La psicoanalisi ci suggerisce che costoro, lungi dal soffrire di una carenza di desiderio, possiedono una macchina desiderante forse anche più potente rispetto a chi li circonda. Essi vivono, inconsciamente, una forte dimensione pulsionale, ma sono, sempre internamente, inibiti da un potente blocco che li costringe all’astinenza. L’ansia e le fobie costituiscono il risultato e, soprattutto, il sintomo di questo epico conflitto inconscio tra piacere e divieto, che mortifica le loro vite.
Nel film ritroviamo i protagonisti in uno dei gruppi di aiuto degli Emotivi anonimi, effettivamente esistenti nella realtà e sorti, negli anni settanta, a somiglianza dei più noti Alcolisti anonimi.
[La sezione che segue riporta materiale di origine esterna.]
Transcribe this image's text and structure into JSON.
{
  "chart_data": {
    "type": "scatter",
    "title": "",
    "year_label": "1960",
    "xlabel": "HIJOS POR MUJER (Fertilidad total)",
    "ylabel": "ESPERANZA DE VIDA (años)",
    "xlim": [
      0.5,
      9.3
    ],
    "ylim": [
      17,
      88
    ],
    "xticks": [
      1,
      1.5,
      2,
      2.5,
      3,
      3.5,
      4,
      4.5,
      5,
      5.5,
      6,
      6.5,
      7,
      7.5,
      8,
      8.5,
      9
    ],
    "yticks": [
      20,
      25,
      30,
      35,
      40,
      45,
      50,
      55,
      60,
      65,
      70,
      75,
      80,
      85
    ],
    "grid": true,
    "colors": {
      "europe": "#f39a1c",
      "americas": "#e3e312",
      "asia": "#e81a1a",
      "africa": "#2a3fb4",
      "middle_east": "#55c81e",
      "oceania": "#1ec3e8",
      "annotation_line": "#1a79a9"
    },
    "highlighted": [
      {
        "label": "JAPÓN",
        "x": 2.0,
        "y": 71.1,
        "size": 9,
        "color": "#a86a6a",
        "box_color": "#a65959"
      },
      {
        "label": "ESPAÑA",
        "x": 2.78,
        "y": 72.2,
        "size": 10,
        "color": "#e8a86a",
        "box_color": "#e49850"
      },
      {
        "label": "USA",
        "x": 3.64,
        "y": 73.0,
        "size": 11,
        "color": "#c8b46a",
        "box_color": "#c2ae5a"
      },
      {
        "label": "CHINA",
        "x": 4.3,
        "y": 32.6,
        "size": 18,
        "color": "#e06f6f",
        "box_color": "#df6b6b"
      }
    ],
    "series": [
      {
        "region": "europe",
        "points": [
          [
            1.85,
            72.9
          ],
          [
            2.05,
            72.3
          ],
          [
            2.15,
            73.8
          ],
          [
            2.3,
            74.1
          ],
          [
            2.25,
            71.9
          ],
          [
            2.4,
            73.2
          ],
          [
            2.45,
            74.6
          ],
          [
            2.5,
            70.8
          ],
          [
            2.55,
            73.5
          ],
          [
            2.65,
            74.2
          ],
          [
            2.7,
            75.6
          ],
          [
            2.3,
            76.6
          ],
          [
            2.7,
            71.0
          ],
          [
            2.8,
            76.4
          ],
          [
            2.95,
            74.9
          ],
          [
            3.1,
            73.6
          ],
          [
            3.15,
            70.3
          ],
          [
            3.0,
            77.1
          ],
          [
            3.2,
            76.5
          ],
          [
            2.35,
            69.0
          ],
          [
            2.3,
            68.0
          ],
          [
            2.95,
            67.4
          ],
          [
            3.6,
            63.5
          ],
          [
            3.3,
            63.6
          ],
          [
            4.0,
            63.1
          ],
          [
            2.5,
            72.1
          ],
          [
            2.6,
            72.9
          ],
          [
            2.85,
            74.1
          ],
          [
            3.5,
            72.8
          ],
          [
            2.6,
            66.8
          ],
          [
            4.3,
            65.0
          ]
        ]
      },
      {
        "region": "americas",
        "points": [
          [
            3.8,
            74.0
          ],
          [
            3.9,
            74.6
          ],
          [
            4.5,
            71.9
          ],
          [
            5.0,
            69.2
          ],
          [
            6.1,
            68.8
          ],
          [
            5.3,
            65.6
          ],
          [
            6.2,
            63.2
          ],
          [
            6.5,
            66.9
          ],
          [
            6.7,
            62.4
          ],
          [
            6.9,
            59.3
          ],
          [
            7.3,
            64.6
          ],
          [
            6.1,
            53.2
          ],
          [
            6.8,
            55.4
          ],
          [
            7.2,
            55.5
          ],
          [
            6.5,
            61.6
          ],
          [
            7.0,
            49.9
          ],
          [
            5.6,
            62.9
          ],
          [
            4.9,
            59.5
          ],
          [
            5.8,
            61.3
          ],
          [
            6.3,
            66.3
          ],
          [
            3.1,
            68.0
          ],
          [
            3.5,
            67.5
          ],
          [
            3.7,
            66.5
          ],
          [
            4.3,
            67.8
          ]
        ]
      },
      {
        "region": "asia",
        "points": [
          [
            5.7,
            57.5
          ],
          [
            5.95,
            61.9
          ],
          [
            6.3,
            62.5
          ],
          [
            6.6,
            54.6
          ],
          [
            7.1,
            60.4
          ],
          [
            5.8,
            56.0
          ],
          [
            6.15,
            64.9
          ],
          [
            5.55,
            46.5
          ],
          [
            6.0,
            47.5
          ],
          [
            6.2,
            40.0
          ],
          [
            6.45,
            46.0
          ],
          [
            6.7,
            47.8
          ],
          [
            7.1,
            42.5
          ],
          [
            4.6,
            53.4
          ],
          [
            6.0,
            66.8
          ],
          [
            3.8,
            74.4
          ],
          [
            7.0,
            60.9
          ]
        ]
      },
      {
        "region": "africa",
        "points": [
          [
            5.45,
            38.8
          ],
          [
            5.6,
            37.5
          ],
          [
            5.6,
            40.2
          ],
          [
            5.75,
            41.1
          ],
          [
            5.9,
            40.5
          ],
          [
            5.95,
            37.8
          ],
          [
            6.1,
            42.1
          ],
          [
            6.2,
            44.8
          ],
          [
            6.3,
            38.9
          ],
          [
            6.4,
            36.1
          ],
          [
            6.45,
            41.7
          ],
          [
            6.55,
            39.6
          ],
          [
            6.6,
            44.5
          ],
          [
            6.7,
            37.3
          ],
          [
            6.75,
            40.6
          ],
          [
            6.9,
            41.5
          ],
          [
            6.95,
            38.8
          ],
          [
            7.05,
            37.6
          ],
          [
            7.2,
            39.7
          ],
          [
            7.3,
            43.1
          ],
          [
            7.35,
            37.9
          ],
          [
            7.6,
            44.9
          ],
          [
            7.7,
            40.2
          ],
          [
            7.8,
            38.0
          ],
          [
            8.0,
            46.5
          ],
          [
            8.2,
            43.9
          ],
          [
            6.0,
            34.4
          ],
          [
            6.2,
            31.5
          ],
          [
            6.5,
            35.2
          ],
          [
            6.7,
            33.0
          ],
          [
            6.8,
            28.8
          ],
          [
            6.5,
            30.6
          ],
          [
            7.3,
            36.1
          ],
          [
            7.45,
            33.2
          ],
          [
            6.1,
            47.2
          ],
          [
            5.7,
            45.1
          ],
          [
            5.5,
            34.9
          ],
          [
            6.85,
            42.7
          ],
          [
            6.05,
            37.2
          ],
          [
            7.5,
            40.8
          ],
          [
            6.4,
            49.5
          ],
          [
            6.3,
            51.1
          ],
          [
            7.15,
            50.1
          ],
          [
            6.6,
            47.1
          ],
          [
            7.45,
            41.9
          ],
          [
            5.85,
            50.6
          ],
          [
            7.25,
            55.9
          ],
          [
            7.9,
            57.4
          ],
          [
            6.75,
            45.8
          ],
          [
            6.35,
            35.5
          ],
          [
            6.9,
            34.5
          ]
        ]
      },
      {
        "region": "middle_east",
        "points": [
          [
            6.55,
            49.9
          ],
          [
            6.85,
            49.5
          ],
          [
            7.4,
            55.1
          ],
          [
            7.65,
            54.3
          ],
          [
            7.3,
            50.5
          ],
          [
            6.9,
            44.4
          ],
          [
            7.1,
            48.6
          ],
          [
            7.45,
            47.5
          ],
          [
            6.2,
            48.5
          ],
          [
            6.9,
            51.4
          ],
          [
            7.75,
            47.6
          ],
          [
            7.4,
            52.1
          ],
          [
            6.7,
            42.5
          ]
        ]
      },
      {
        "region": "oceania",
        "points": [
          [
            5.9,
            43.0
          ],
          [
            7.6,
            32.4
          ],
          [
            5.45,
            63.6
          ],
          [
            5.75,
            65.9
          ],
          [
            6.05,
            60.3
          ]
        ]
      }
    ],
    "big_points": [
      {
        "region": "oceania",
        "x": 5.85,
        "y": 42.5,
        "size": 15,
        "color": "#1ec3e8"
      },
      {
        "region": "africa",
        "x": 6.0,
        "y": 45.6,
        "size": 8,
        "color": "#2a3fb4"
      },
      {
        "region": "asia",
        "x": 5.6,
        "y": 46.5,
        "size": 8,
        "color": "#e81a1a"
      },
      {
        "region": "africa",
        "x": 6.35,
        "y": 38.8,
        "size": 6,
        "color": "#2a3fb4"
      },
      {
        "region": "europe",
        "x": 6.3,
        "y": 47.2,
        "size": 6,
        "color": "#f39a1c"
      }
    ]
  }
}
L’emotività ed il sapore interessano tutti. Entrambi abbisognano di un risultato armonico. Il compito dei due emotivi, innamorati ma incapaci di dirselo, è trovare la giusta ricetta per comunicarsi questa emozione. Ciò va di pari passo con la rinascita ed il rilancio della fabbrica di cioccolato, salvata dal disastro dall’abilità cioccolatiera della protagonista, che elabora una nuova linea di cioccolatini.
I clienti vengono persuasi a comprare le nuove cioccolate, dai sapori meravigliosi che la cioccolataia inventa. I due innamorati si persuadono a rivelarsi il loro amore provando e riprovando i momenti d’incontro, come alla ricerca di una nuova ricetta che gli permetta di assaporare, senza screzi, il reciproco, delicato, sentimento.
Emerge, lentamente ma decisamente, dall’ansia dei protagonisti, una atmosfera più morbida e caramellosa. In certi passaggi, bastano pochi fotogrammi per avere l’impressione che aleggi, in sala, un profumo di cacao, cioccolato e zucchero.
Il vero mondo dei due innamorati non è ansioso, bensì dolce e alternativo, immerso in un surrealismo magico che ben si accompagna al potere anestetizzante e afrodisiaco del cioccolato. Sono due anime spaesate e trasognate, che aprono le finestre su un mondo romantico ed ingenuo di cui, in fondo, vorremmo tutti far parte. Essi vivono nel candore della fiaba, pur sperimentando emozioni forti e contrapposte: timidezza e attrazione, tenerezza e imbarazzo. Sono due impaurite solitudini che, tenacemente, cedono ad una assidua strategia di convincimento, volta a realizzare l’incontro.
Il film attinge al registro fiabesco. Questa impronta è determinata sia dalla calda atmosfera caramellosa che coinvolge la fotografia e la scelta dei colori, fin nei costumi, sia, in maniera ancor più evidente, dall’uso del repertorio espressivo e della struttura narrativa della favola.
Prescindendo dal suo valore artistico, il film rispetta effettivamente le indicazioni sulla fiaba, offerte da Vladimir Propp; ovvero la trasformazione di un sintagma in un paradigma. In questo caso, la vicenda particolare dei due innamorati si evolve in una storia che assume un significato emblematico, in quanto condensa in sé valori e idealità di carattere universale. In sostanza, si realizza un lieto fine.